Birth Control Pill turns 50; doesn’t need to take itself anymore
Posted by oldancestor on May 10, 2010
PILL’S ONE BIG REGRET: NOT HAVING KIDS
By Eric J Baker
This week marks the 50th anniversary of the birth control pill, which was first made available to the public in 1960. Despite having caused untold confusion over the years (it doesn’t do anything to control birth; it prevents pregnancy), women have been ingesting the little, round violators-of-God’s-will like Hershey’s Kisses since the day they hit the pharmacist’s shelf.
But while the Pill has brought joy to millions of fornicators around the world, it admits to feelings of emptiness.
“I’m fifty and wealthy beyond my wildest dreams,” says the Pill. “But it’s too late to have children now, and that leaves me hollow inside. I suppose I could adopt.”
Does a menopausal birth control pill lose some of its efficacy? We posed that question to pharmaceutical research scientist Seth Brundle, who was strangely evasive with his answer.
“What are you, freaking retarded?” he asked. “That doesn’t even make sense.”
Brundle’s reaction isn’t the only mystery surrounding the anniversary. Trojan Inc, the world’s bestselling brand of condoms, has formed an unlikely partnership in its efforts to undermine the success of the Pill: It’s now working alongside the Catholic Church.
“Yeah, the Pill’s great,” says Trojan spokesperson Hector Johnson. “Great if your name is ‘Gonorrhea.’”
When asked if the company will ever produce that elusive breakthrough condom that doesn’t feel like a slimy rubber sock choking off one’s manhood, Mr. Johnson said, “Like you’d know.”
“It’s not a strange as you think,” says Pope Benedict X of the alliance. “Our guy makes women from ribs, and their guy makes condoms WITH ribs! Ha. I’ll be here all week.”
After allowing crickets to chirp for a comedically appropriate length of time, the Pope said, “Seriously. Sex is disgusting and evil and you should be ashamed of yourselves for even thinking of it. You’re all going to Hell.”
If condoms have made life difficult for STDs, what of the Pill’s impact on honest, hard-working sperm?
“Do you know what it’s like to wake up thinking it’s Christmas morning, only to run downstairs and find out you slept through the whole thing? And your Jewish?” asks a spermatozoon calling himself “Burt.”
He went on to say, “Does that analogy even make sense? I’m operating on half a tank of DNA here, so sometimes I get a little confused.”

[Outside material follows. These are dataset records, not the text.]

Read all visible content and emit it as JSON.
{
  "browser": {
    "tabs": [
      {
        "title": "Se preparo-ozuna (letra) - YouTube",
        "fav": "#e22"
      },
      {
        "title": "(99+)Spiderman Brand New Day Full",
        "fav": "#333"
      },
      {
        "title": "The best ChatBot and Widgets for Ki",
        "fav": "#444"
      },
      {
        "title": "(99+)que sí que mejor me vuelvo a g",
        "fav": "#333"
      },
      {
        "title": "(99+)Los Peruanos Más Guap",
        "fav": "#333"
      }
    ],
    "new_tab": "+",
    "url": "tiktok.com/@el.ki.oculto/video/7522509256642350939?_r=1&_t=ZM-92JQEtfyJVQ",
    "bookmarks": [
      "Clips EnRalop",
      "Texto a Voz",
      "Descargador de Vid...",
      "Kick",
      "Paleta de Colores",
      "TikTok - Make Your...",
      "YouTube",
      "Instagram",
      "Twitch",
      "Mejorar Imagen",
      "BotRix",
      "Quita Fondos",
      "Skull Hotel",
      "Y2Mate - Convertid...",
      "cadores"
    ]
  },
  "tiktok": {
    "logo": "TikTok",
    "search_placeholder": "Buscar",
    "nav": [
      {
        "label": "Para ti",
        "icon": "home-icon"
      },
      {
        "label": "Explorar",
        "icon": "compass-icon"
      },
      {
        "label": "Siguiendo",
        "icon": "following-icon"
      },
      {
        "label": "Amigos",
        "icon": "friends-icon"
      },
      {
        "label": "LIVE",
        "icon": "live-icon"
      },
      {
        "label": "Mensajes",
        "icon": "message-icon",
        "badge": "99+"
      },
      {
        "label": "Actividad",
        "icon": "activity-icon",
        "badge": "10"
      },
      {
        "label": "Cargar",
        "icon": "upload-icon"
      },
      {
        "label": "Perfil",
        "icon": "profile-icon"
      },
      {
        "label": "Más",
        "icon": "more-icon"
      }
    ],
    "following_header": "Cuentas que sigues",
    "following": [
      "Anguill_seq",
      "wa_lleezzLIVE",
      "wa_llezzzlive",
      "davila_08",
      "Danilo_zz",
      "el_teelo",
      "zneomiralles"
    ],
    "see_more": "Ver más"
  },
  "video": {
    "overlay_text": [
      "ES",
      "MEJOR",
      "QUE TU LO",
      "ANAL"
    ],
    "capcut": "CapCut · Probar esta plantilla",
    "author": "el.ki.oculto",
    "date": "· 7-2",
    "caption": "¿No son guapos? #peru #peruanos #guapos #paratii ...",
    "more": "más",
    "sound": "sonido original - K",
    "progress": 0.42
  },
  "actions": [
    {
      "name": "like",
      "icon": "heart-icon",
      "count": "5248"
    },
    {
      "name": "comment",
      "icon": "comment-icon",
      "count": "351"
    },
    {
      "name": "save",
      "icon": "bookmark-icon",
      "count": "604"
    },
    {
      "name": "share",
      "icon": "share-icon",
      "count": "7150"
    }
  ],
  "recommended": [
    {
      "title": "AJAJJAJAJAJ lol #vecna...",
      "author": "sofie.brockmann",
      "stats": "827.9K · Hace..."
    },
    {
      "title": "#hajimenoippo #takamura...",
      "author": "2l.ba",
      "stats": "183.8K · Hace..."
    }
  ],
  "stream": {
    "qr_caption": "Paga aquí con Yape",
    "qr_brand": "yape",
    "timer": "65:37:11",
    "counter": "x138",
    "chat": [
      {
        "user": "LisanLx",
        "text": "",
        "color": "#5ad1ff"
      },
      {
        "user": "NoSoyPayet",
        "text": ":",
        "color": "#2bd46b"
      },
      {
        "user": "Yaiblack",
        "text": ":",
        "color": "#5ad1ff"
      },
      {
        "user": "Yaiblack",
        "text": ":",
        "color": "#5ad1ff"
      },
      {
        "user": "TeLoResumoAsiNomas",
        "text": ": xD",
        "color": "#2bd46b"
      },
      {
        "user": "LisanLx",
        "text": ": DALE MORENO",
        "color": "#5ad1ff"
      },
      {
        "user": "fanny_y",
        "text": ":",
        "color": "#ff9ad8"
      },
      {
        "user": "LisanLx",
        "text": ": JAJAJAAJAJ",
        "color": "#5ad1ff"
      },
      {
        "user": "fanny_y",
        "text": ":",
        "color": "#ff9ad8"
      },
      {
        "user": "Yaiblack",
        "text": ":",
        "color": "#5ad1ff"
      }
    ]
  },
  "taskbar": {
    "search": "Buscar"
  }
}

Those in the medical profession can’t help but continuing to open their yaps on the subject.
“Why is everyone making something out of nothing,” asks that pharma-jerk Dr. Brundle, who’s clearly insane or, at the very least, unethical.
“Sure, some women don’t respond well to birth control pills because it’s a medication and not all medications are right for all people,” he blathered. “But there are a lot of benefits to most women who take it. For example, it may help clear acne and often lessens the discomfort and intensity of the menstru-”
[Both the writer and I agree no one wants to know about ‘female trouble,’ so we’re cutting it here – Ed.]